【異世界恋愛】【完結】猫族の底辺調香師ですが 極悪竜王子に拾われました。

 ニーナは嘘をついた。確かに少年が香水を買ってくれたあの日、その様子を訝るような人物がいた記憶は無い。それにその直後に登場した王族二名のおかげで注目はそこに集まっていた。けれど、二度目に少年に出会ったときは別だ。
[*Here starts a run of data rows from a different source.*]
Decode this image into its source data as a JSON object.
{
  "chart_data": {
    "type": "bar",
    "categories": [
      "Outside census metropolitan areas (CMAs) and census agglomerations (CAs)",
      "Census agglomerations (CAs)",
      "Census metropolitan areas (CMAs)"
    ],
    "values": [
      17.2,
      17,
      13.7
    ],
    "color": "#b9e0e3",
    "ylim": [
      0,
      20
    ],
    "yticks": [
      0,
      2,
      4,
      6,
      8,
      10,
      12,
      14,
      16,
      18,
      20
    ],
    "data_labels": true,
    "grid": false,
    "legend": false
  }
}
だって少年と一緒にロルフの上に落ちたのだから。
 ニーナは隣に座るロルフをちらりと伺うが、その表情はやっぱりフードに隠されていてよく見えない。
 叱っていた男性ははあっと溜め息をつくと渋々納得したようにテーブルの上に項垂れた。

『まあ、あの第二王子に見つからなかったならいいか』

 どくん、とニーナの心臓が不穏に高鳴る。
 男性は悔しげにテーブルに拳を叩きつけた。

『いくら報告をあげたってあの王子がもみ消してるから状況は全然改善しねえ! ミカエル様だけじゃこの国全土を護る聖力なんて……くそっ……あんな王子さえいなければ……赤い満月の夜がきて早く消えちまえばいいんだ……!』

 男性の悲痛な叫びを遮るようにニーナは机を叩いて立ち上がった。そんなのは噂話だ。早朝から食料や香水を届けるような彼がそんな悪人なはずがない。これ以上ロルフに酷い言葉を聞かせたくなかった。

 ロルフ様があなた達になにをしたのか。悪いことをしているのは本当にロルフ様なのか。